Table 1 presents sample sizes and network statistics for all resulting networks of the whole sample and of all sex- and age-specific strata. The sample was almost sex-balanced with more participants in the age groups from 26 to 44 and 45 to 64 years. Network denseness for the whole study sample was 16.9% between the 32 nodes including age and sex. Network denseness of sex- and age-specific strata considering 30 variables were lower and varied between 6.7% and 12.4% with more associations found in the two middle-age groups than in the youngest and oldest age groups. Study characteristics of the study sample and each stratum, with regard to all 33 variables, are presented as supplementary material in S1 Table. Mean distance of factors within clusters of the SOS-framework is also presented in Table 1, while distance of each factor to SB is presented in detail in S2 Table as supplementary material.

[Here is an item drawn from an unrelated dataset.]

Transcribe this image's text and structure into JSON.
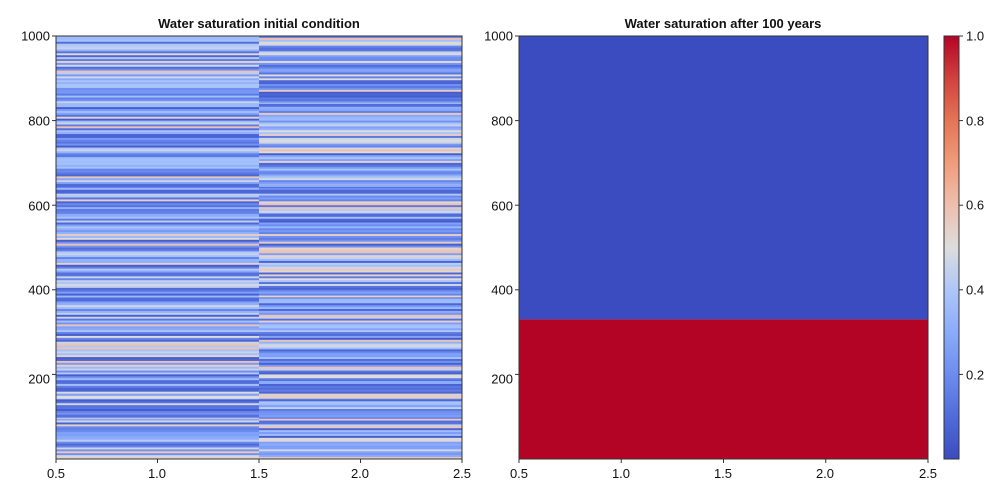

This was the first study which explored and depicted the clustering and interplay between factors that might be associated with SB using BNs. The results showed that, as theoretically expected , factors associated with SB build a very complex interacting web with differences between sexes and over the life-course. The network of the overall sample showed a macroscopic structure with two main groups of factors; one group related to individual’s immediate surroundings including factors related to their home and institutional settings and the proximal built environment and the other group related to the broader economic and political context they live in. Interestingly, psychological and behavioural factors that are most often targeted by interventions  appeared not to be the factors most closely related to SB. However, only two factors of this cluster were collected by the Eurobarometer survey and could be included in the present analysis.
The BN approach provides important insights into the complex interplay of factors related to SB. Aligned to the SOS-framework, this study presents consistent findings of factors related to the home and institutional settings as well as to the social and cultural context clustering around SB and supports the research priorities for these factors. Considering the complexity of the issue, there is need for a more comprehensive system of data collection including objective measures of sedentary time and a multilevel assessment of lifestyle-related factors in these clusters.